Werders Vorstandsboss Klaus Filbry hat entgegen seiner sonst so ruhigen Art sogar schon angekündigt, dass der Pokal dann in der kommenden Saison gewonnen wird. Ist diese Messlatte nicht etwas zu hochgelegt?

Vielleicht war die Aussage etwas der Euphorie geschuldet, denn um den Pokal zu gewinnen, muss man auch erst mal ins Finale einziehen. Und da kann der Weg viel steiniger sein, als er letztes Jahr war. Ich denke, es wird keine Saison des Misserfolgs, wenn wir nicht ins Pokalfinale einziehen. Aber ohne große Ziele, keine sportlichen Anreize.

Was ist denn das Ziel für die kommende Bundesliga-Saison?

Durch die Aufstockung auf 14 Mannschaften und sechs Trainerwechsel ist die Liga deutlich unberechenbarer geworden. Da kommen Teams hoch, die viel in den Frauenfußball investieren. Ich denke, das Ziel wird sich klarer ergeben, wenn die Saison beginnt. Die Ziele entstehen außerdem auch aus der Mannschaft und da geht es am Wochenende erst los.

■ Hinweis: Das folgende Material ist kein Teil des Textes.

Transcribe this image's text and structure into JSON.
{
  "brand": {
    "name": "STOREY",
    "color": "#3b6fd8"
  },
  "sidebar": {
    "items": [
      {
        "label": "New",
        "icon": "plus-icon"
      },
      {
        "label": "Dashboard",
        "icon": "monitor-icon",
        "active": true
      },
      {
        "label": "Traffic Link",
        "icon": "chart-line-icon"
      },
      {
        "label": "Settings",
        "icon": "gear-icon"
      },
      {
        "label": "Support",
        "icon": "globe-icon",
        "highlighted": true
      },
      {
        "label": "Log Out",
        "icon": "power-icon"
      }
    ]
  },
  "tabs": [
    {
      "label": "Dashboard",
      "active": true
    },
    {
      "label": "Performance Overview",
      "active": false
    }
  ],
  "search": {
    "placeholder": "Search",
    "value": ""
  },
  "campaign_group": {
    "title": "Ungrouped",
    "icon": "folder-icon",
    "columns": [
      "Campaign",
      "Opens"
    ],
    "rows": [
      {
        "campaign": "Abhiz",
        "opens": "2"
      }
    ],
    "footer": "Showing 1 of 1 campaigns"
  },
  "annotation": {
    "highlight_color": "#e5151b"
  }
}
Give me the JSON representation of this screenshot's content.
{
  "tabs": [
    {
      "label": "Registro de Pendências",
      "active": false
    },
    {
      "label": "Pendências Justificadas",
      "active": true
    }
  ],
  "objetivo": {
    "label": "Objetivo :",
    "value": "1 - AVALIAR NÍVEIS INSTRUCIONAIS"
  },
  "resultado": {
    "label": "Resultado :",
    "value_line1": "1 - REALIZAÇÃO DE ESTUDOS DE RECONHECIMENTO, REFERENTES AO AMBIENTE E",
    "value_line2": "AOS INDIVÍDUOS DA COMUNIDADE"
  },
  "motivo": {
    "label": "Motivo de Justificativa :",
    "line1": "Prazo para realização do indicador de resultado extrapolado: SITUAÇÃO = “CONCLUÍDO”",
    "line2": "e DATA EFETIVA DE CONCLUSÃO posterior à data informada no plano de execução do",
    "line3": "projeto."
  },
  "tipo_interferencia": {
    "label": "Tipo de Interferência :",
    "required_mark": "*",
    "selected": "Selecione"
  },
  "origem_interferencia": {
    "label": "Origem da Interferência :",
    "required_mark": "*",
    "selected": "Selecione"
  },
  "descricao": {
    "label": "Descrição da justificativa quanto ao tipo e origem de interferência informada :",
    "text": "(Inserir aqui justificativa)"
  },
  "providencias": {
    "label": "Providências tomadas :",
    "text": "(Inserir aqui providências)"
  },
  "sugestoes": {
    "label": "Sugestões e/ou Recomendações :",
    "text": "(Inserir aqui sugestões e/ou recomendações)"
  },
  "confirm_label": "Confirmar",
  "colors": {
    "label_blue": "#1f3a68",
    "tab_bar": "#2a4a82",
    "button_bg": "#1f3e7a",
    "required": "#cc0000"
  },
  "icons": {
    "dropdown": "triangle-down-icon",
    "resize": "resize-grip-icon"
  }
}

Das klingt aber eher defensiv.

Weil wir übergeordnete Ziele haben. Wir haben viele junge Spielerinnen, die wir besser machen und sie dann vielleicht für einen Mehrwert verkaufen wollen. So wie es jetzt beim Abgang von Torhüterin Livia Peng der Fall war. Wir wollen auch Geld verdienen, das ist das Geschäft, das sich entwickelt hat. Da haben wir vor ein paar Jahren noch nicht drüber nachgedacht.

Fakt ist aber auch, dass der Etat für Werders Frauenabteilung von einer halben auf drei Millionen Euro erhöht wurde. Erhöht das nicht auch den Druck erfolgreich sein zu müssen?

Durchaus. Aber eins vorweg: Ich bin total glücklich, dass der Etat für die Abteilung erhöht wurde. Wir haben mit Clemens Fritz als Geschäftsführer Fußball ein sehr gutes Zusammenarbeiten. Zur Wahrheit gehört aber auch, dass andere Klubs deutlich mehr Geld zur Verfügung haben. Wir können nicht zehn hauptamtliche Stellen schaffen, sondern drei. Manche Vereine stecken auch viel Geld in neue Infrastruktur für die Frauen.

Und können so auch andere Strukturen bieten. Ihr Stadion, Platz 11, wird durch den Umbau eine große Baustelle sein. Die gesamte Abteilung befindet sich aktuell in einer Art Containerdorf.

Das ist eine Kröte, die wir schlucken müssen, weil die Anlage aktuell einfach nicht schick ist. Wir alle bei Werder sind froh, dass es jetzt durch den Umbau nachhaltig besser wird. Aber es wird so sein, dass auch zukünftig unsere Fans im Stehplatzbereich, wenn es regnet, klitschenass werden. Und die Situation in den Containern ist sicherlich auch nicht das Optimum, auch wenn sich alle pudelwohl fühlen. Denn es hat sich einiges verändert: Die Spielerinnen bekommen Essen und neues Personal, welches sich um sie kümmert. Da passiert sehr viel und hilft uns, noch professioneller zu werden.

Helfen da auch mehr Spiele im Weserstadion? Gegen den HSV wird das Haus sicherlich voll werden, ein zweites wird in der Rückrunde stattfinden.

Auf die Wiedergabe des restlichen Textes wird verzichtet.